3.3. Elderly Human CD4+ T Cells After Mito‐Transfer

An early observation was the mitochondrial mass of elderly T cells significantly increased after mito‐transfer, as evidenced by the relative MFI of MTV‐G in elderly cells with and without mito‐transfer. This increase was apparent in both unstimulated and stimulated conditions. Concurrently, mito‐transfer appeared to modulate the production of mitoROS, with decreased mitoROS observed in unstimulated T cells, and an increase was noted in stimulated conditions, suggesting an improved response to activation signals. This is also in line with our data from mouse studies.[ 44 ] A significant improvement in T cell activation following mito‐transfer, evidenced by increased frequency of CD69+ expression in mito‐transferred elderly CD4+ T cells was also noted. The proliferative capacity and antioxidant defense of mito‐transferred elderly CD4+ T cells also improved. Following mito‐transfer, both the total glutathione (GSH) production and the frequency of EdU+ cells increased significantly, pointing toward a rejuvenated proliferative capability of elderly CD4+ T cells.

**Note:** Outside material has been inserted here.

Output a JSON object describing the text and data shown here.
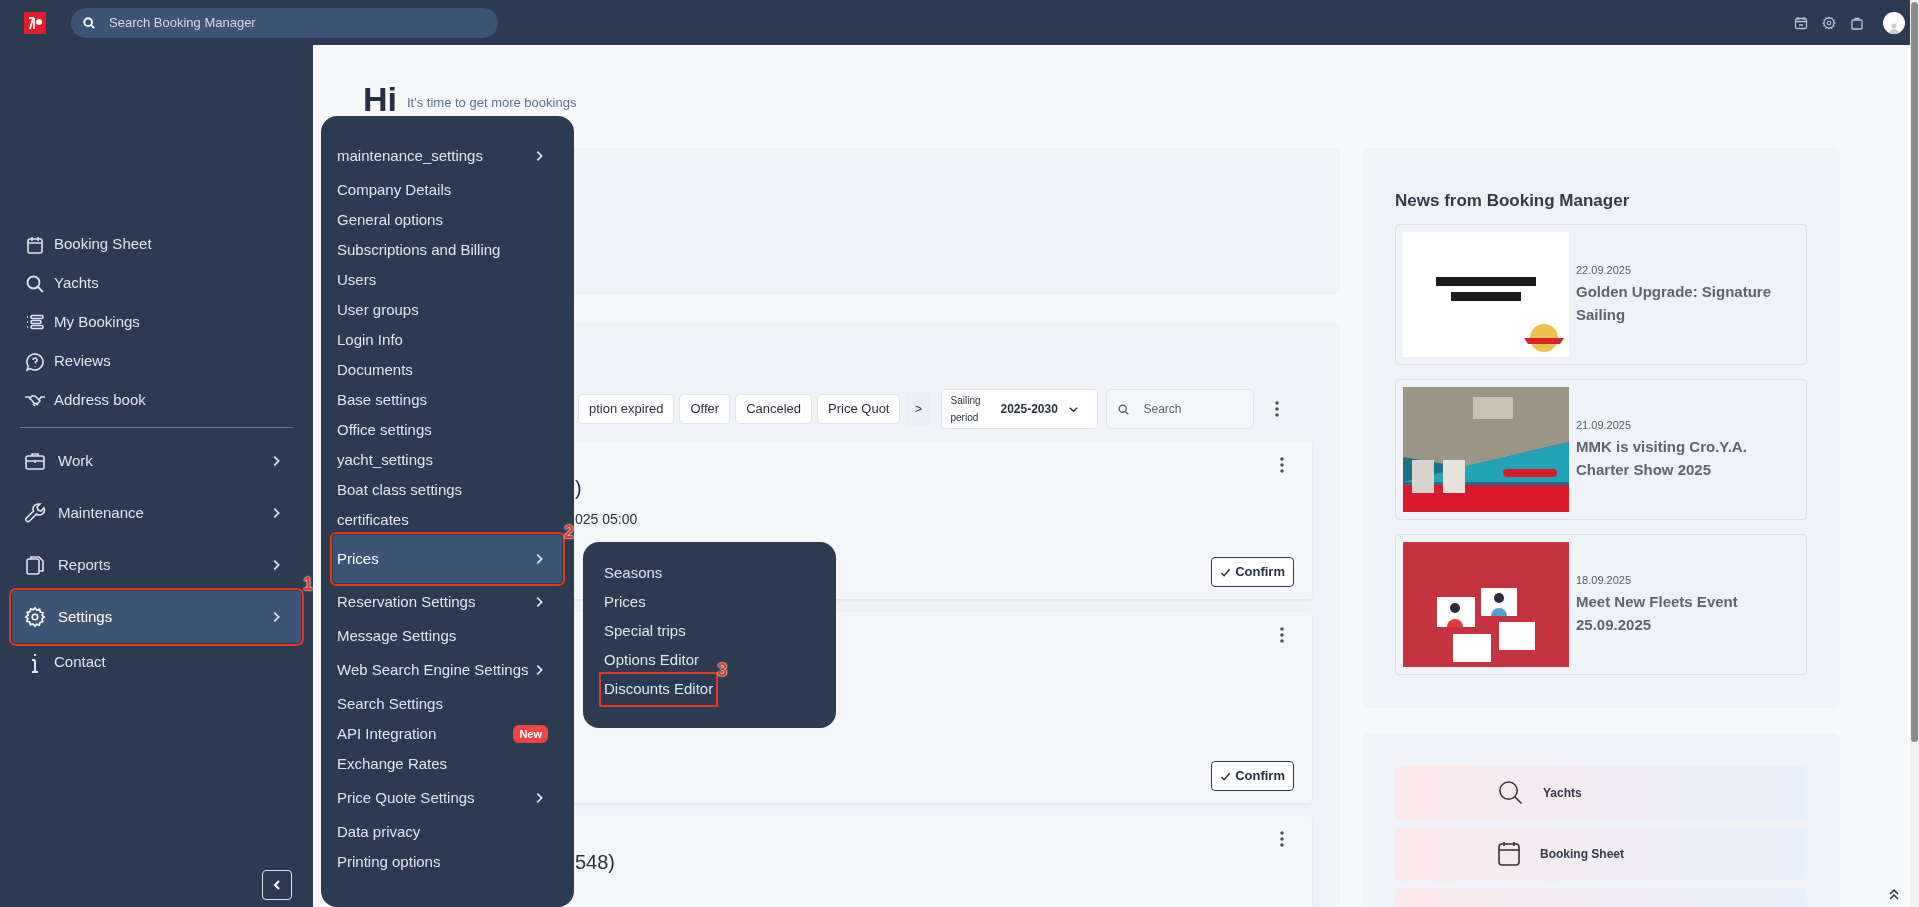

In reference to work by Callender et al., CD4+ T cell senescence may be potentially dampened by increasing CD4+ T cell mitochondrial mass and activity.[ 40 ] Callender and team demonstrated that CD4+ T cells have higher mitochondrial mass than CD8+ T cells from the same individual. CD4+ T cells also exhibited greater metabolic versatility and retained higher functional capacities, leading to a slower rate of senescence, and this was attributed to increased mitochondrial mass.[ 40 ] Our data somewhat agrees with this notion, as we also observed a correlation between increased mitochondrial mass and improved functionality in CD4+ T cells.[ 40 ] After mito‐transfer, there was a significant increase in the mitochondrial mass of elderly CD4+ T cells, reduced signs of exhaustion and senescence, as well as subsequent improvements in T cell activation and viability. Although we enhanced mitochondrial mass in CD4+ T cells, we would not anticipate functional improvements if dysfunctional mitochondria were transferred. Studies examining the impact of intercellular mito‐transfer, modulated by tube‐nano‐tunnels,[ 86 ] and engulfment of dysfunctional mitochondria,[ 87 ] demonstrate that immune cell function worsened.[ 86 , 87 ] This reinforces that the quality of donated mitochondria is equally important in the mitochondrial mass‐dependent plasticity of aged CD4+ T cells and other immune cells.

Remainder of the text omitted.